My hon. Friend the Member for Eastwood also mentioned Syria. We accept that Syria plays host to a number of terrorist groups. It allows terrorists to set up their headquarters in Damascus. As my hon. Friend has said, both the External Security Organisation of Hezbollah and the People's Front for the Liberation of Palestine have a presence in Syria. Both these organisations are proscribed in the UK as terrorist organisations.
We have made it crystal clear to the Syrians that we expect them to use their undoubted influence to secure de-escalation and restraint. They must dissociate themselves from the terrorists responsible for the tragic and futile upsurge in violence over the last 12 months. I will look into the specific allegations that my hon. Friend the Member for Eastwood made and, if he will allow me, I will write to him.

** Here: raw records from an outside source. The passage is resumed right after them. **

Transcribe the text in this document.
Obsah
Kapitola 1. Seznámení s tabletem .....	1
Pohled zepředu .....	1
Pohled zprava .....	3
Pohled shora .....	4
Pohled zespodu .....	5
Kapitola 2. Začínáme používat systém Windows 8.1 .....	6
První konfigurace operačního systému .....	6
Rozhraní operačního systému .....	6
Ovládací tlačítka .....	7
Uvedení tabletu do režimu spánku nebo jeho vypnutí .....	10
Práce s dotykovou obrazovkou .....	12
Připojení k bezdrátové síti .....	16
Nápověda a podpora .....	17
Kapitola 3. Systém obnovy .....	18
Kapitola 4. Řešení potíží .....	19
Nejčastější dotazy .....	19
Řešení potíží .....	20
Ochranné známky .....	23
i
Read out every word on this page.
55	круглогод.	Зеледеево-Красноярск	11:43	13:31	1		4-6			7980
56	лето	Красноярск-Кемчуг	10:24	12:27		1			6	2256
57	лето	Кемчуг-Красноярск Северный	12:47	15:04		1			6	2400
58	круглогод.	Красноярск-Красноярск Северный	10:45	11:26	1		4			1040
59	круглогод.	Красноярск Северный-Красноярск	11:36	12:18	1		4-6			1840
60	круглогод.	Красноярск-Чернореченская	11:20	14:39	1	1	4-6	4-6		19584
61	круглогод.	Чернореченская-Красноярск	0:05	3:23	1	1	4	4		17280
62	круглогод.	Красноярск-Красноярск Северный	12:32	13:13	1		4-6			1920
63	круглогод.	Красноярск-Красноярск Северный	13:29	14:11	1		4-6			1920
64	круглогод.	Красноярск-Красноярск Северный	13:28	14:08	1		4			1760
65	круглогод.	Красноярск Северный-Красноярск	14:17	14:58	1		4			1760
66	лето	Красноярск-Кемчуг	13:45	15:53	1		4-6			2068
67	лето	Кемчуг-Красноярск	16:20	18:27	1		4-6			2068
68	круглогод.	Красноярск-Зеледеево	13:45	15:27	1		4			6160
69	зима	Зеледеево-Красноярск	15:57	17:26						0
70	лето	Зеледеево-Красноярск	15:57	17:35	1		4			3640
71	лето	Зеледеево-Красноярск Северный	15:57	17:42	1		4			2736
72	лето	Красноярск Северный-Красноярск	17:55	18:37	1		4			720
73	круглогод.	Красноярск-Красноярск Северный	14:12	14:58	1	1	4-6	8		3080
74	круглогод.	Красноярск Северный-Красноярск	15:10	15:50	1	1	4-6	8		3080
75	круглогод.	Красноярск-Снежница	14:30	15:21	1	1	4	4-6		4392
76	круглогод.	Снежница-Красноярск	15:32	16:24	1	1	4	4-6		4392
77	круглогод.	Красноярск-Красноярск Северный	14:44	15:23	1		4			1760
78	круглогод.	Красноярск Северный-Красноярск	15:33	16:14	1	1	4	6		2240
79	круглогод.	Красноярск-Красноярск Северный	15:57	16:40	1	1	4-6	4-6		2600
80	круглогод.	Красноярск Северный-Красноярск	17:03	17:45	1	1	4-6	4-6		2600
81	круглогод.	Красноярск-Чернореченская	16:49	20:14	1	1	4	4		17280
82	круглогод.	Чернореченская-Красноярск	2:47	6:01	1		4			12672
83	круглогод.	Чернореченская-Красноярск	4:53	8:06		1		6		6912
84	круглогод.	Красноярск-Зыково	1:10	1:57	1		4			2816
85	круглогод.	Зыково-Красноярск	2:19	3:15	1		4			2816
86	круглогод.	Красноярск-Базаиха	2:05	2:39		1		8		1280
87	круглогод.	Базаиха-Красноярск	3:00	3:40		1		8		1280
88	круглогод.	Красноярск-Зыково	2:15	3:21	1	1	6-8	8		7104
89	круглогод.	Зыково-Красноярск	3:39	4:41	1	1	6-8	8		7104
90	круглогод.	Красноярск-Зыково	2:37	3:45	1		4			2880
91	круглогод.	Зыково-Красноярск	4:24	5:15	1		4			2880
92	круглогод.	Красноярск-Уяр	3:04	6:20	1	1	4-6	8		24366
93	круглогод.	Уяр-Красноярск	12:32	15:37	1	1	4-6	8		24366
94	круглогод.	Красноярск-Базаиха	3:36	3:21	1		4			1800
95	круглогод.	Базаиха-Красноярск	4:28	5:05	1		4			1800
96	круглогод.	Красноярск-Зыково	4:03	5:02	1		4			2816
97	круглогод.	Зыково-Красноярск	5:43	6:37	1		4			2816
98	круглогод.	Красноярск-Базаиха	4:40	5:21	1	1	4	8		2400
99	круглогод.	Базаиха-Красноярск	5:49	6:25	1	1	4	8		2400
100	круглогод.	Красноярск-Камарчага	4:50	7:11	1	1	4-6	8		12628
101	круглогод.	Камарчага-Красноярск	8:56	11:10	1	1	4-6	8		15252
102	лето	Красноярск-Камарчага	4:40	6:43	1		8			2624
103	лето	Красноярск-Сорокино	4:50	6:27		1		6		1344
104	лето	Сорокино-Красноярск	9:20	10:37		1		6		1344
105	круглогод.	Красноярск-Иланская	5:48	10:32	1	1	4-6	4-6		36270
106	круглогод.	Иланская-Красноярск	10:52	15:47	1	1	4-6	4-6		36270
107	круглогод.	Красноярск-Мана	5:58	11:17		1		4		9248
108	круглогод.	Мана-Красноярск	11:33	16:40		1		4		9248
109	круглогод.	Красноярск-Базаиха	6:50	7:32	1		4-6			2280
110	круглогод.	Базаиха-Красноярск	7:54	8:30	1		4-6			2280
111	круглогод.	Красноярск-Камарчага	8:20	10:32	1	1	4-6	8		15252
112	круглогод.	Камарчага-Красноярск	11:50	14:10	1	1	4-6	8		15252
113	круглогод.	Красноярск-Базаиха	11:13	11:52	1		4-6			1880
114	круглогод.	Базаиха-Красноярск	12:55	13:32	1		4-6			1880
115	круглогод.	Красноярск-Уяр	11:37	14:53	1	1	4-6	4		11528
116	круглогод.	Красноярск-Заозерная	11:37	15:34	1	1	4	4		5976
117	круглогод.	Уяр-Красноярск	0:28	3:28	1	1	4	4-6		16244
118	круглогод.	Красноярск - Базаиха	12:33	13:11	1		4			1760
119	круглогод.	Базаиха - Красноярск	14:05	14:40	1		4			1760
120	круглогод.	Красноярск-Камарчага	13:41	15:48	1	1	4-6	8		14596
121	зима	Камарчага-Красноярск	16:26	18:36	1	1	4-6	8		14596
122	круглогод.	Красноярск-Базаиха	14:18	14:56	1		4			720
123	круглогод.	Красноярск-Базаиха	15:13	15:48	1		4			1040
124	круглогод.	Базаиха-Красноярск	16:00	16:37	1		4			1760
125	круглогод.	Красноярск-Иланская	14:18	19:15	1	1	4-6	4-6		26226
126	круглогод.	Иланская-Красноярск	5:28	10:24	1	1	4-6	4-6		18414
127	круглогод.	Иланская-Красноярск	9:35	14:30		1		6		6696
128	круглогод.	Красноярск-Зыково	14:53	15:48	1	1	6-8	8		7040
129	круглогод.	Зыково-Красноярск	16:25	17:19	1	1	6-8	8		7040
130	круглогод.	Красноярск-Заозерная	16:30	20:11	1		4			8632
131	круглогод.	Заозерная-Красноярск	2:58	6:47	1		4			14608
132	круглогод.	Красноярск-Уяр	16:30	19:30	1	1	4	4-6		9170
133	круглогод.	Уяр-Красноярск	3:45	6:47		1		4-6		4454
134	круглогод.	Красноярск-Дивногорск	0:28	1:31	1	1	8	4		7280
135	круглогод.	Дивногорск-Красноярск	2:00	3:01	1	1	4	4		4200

131 We are broadly encouraged by the Government's contacts with the Syrians in recent months. There are signs that Syria may be exerting some helpful influence to contain the violence. If such a policy is confirmed and sustained, Syria will find that it can advance its objectives effectively using political means.
It is also a cold fact that no party in the current confrontations will obtain security or peace until the cycle of violence ends. There is no solution through violence for either side. As the Foreign Secretary wrote in a newspaper article last week:
The conflict will never be solved by military means alone. But every day the violence continues, as the number of families broken by the bloody conflict increases, the extremists are strengthened, distrust grows and peace is more difficult to achieve. The violence and state-sponsored terrorism must stop. It is futile and serves only to postpone the day when Palestinians and Israelis can achieve a permanent settlement in which two states, Israel and Palestine, live side by side in peace and security".132 My hon. Friend the Member for Eastwood asked me to comment on the recent proposals from Crown Prince Abdullah of Saudi Arabia. These are not exactly new or revolutionary ideas, but we have warmly welcomed them and believe that both their timing and their source are extremely significant. We wish the proposals well.State sponsorship of terrorism is a cruel and cowardly policy that is now more than ever beyond tolerance. The Government will engage with sponsors and potential sponsors in order to tell them how profoundly we deplore their conduct and how gravely their actions destabilise fragile regional security.
All nations have new obligations to stop supporting terrorism under the two UN resolutions passed unanimously after 11 September. The international community is determined to ensure that those resolutions are fully implemented and, in doing so, it will enjoy Britain's full support.
§ Question put and agreed to.
§ Adjourned accordingly at sixteen minutes to Eleven o'clock.